Under CGS § 38a-72, all Connecticut insurers must report to the department by March 1st on their “risk based capital” (RBC). In the case of health insurers, the RBC must account for (1) the risk with respect to the insurer's assets, (2) the risk of adverse insurance experience with respect to the insurer's liabilities and obligations, (3) the insurer's interest rate risk and (4) other relevant risks as determined by the department (Conn. Agency Regs. § 38a-72-2). Depending on the insurer's level of capitalization, the department can require it to file additional reports and corrective action plans. The information in these reports and plans, to the extent it goes beyond the company's annual filings, is generally considered confidential.

OTHER REPORTING REQUIREMENTS

Under CGS § 38a-481, an insurer that provides Medicare supplement coverage must have its Connecticut or nation-wide loss ratio results, as the case may be, audited for each experience period by a certified public accountant or a member of the American Academy of Actuaries, at the insurer's expense. The audit must be done in the second quarter of the year following the end of the experience period and the audited results must be reported to the Insurance commissioner by the June 30th following the end of the experience period.

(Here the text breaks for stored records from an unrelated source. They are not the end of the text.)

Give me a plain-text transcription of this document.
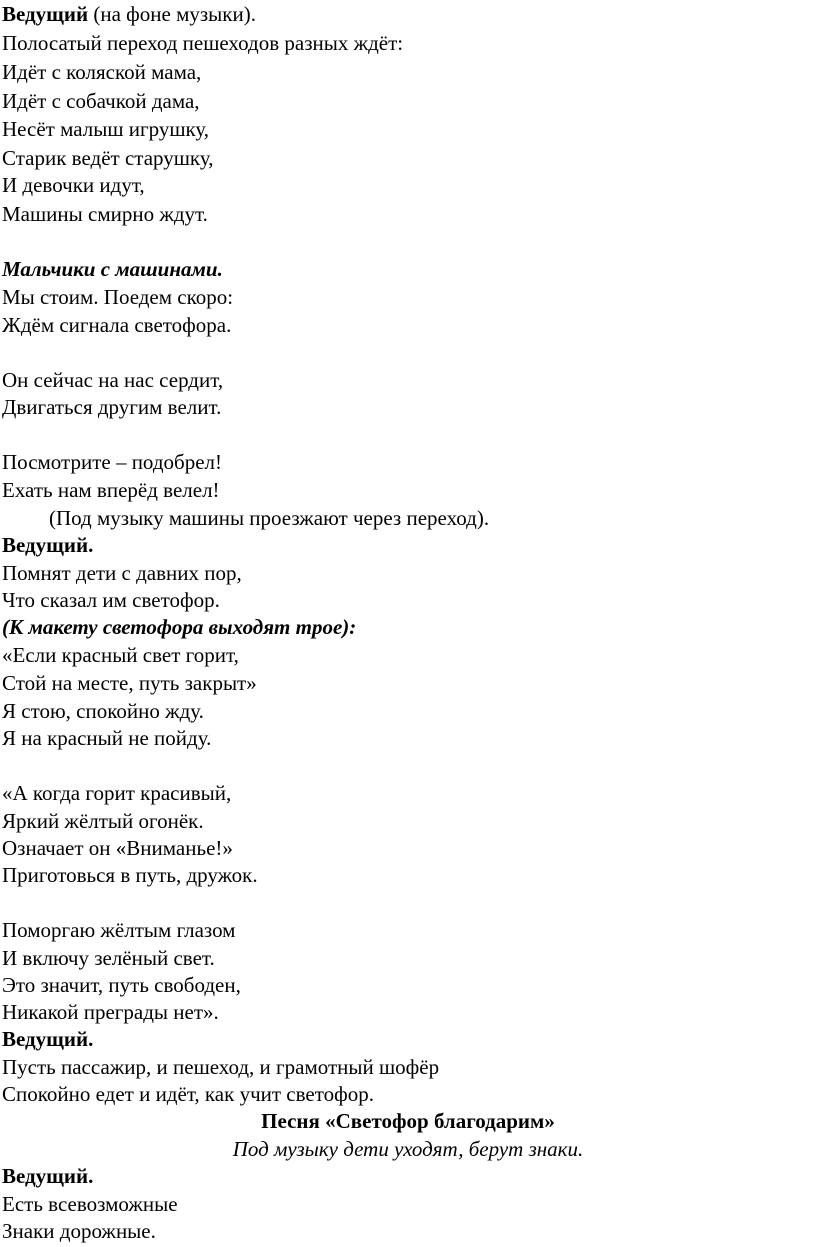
Ведущий (на фоне музыки).
Полосатый переход пешеходов разных ждёт:
Идёт с коляской мама,
Идёт с собачкой дама,
Несёт малыш игрушку,
Старик ведёт старушку,
И девочки идут,
Машины смирно ждут.
Мальчики с машинами.
Мы стоим. Поедем скоро:
Ждём сигнала светофора.
Он сейчас на нас сердит,
Двигаться другим велит.
Посмотрите – подобрел!
Ехать нам вперёд велел!
(Под музыку машины проезжают через переход).
Ведущий.
Помнят дети с давних пор,
Что сказал им светофор.
(К макету светофора выходят трое):
«Если красный свет горит,
Стой на месте, путь закрыт»
Я стою, спокойно жду.
Я на красный не пойду.
«А когда горит красивый,
Яркий жёлтый огонёк.
Означает он «Вниманье!»
Приготовься в путь, дружок.
Поморгаю жёлтым глазом
И включу зелёный свет.
Это значит, путь свободен,
Никакой преграды нет».
Ведущий.
Пусть пассажир, и пешеход, и грамотный шофёр
Спокойно едет и идёт, как учит светофор.
Песня «Светофор благодарим»
Под музыку дети уходят, берут знаки.
Ведущий.
Есть всевозможные
Знаки дорожные.
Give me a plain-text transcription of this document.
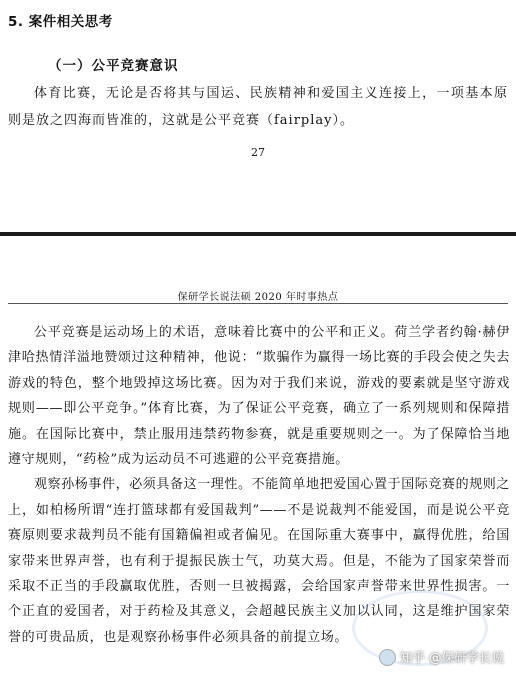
5. 案件相关思考
（一）公平竞赛意识
体育比赛，无论是否将其与国运、民族精神和爱国主义连接上，一项基本原则是放之四海而皆准的，这就是公平竞赛（fairplay）。
27
保研学长说法硕 2020 年时事热点

公平竞赛是运动场上的术语，意味着比赛中的公平和正义。荷兰学者约翰·赫伊津哈热情洋溢地赞颂过这种精神，他说：“欺骗作为赢得一场比赛的手段会使之失去游戏的特色，整个地毁掉这场比赛。因为对于我们来说，游戏的要素就是坚守游戏规则——即公平竞争。”体育比赛，为了保证公平竞赛，确立了一系列规则和保障措施。在国际比赛中，禁止服用违禁药物参赛，就是重要规则之一。为了保障恰当地遵守规则，“药检”成为运动员不可逃避的公平竞赛措施。

观察孙杨事件，必须具备这一理性。不能简单地把爱国心置于国际竞赛的规则之上，如柏杨所谓“连打篮球都有爱国裁判”——不是说裁判不能爱国，而是说公平竞赛原则要求裁判员不能有国籍偏袒或者偏见。在国际重大赛事中，赢得优胜，给国家带来世界声誉，也有利于提振民族士气，功莫大焉。但是，不能为了国家荣誉而采取不正当的手段赢取优胜，否则一旦被揭露，会给国家声誉带来世界性损害。一个正直的爱国者，对于药检及其意义，会超越民族主义加以认同，这是维护国家荣誉的可贵品质，也是观察孙杨事件必须具备的前提立场。

知乎 @保研学长说
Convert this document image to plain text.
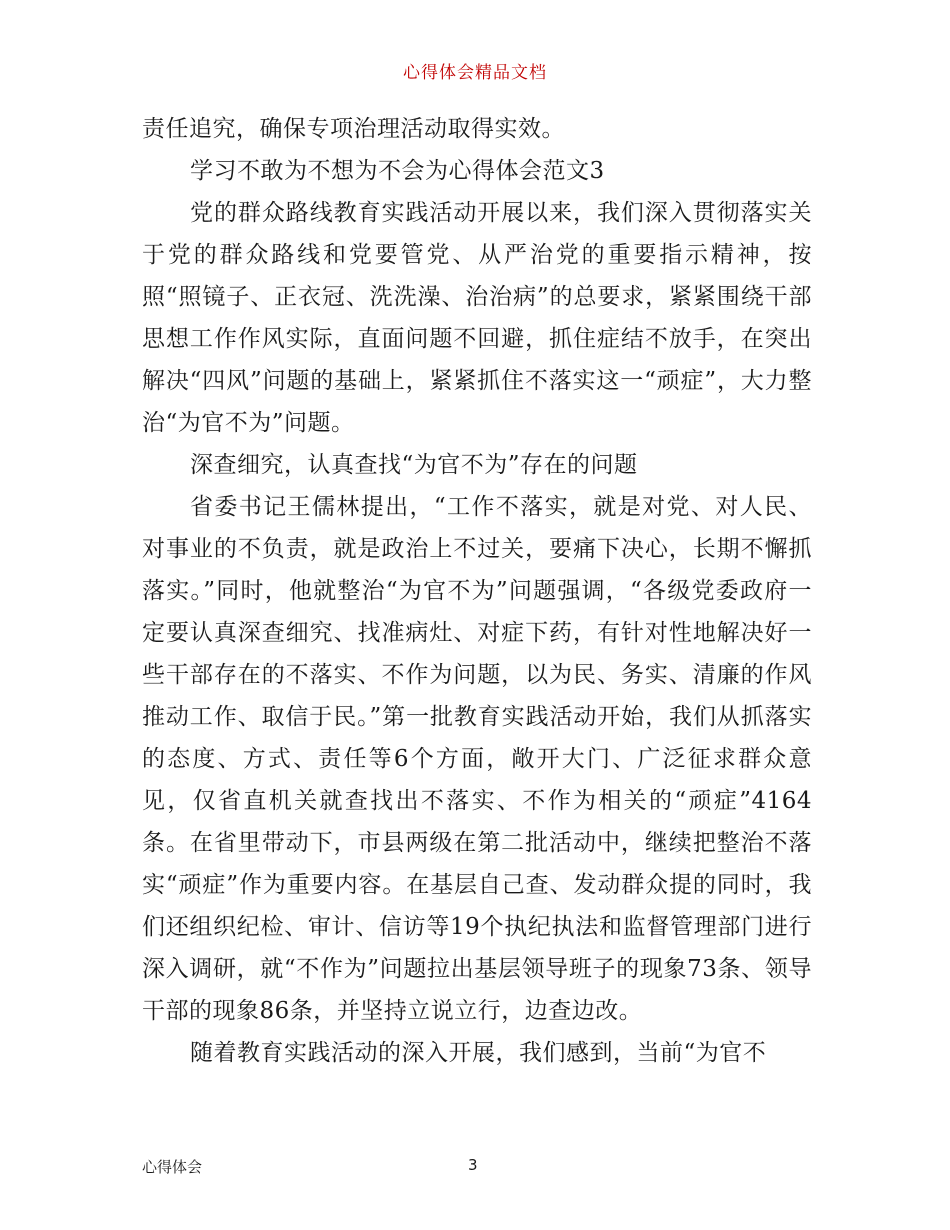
心得体会精品文档

责任追究，确保专项治理活动取得实效。

学习不敢为不想为不会为心得体会范文3

党的群众路线教育实践活动开展以来，我们深入贯彻落实关于党的群众路线和党要管党、从严治党的重要指示精神，按照“照镜子、正衣冠、洗洗澡、治治病”的总要求，紧紧围绕干部思想工作作风实际，直面问题不回避，抓住症结不放手，在突出解决“四风”问题的基础上，紧紧抓住不落实这一“顽症”，大力整治“为官不为”问题。

深查细究，认真查找“为官不为”存在的问题

省委书记王儒林提出，“工作不落实，就是对党、对人民、对事业的不负责，就是政治上不过关，要痛下决心，长期不懈抓落实。”同时，他就整治“为官不为”问题强调，“各级党委政府一定要认真深查细究、找准病灶、对症下药，有针对性地解决好一些干部存在的不落实、不作为问题，以为民、务实、清廉的作风推动工作、取信于民。”第一批教育实践活动开始，我们从抓落实的态度、方式、责任等6个方面，敞开大门、广泛征求群众意见，仅省直机关就查找出不落实、不作为相关的“顽症”4164条。在省里带动下，市县两级在第二批活动中，继续把整治不落实“顽症”作为重要内容。在基层自己查、发动群众提的同时，我们还组织纪检、审计、信访等19个执纪执法和监督管理部门进行深入调研，就“不作为”问题拉出基层领导班子的现象73条、领导干部的现象86条，并坚持立说立行，边查边改。

随着教育实践活动的深入开展，我们感到，当前“为官不

心得体会	3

Under CGS § 38a-504, any insurer or health care center with coverage policies for care in cancer clinical trials must submit the policies to the Insurance Department for evaluation and certification. The insurer or health care center must report annually, in writing, to the department that there have been no changes in the policy as certified by the department. If there has been any change in the policy, the insurer or health care center must resubmit its policy for certification by the department.

Under CGS § 38a-567, insurers offering coverage to small employers are subject to separate requirements. These include demonstrating that their rating methods and practices are consistent with accepted actuarial assumptions and principles. They must report to the department on their compliance with the requirements by March 15th annually. Except for violations of the law, the information in these reports is considered confidential.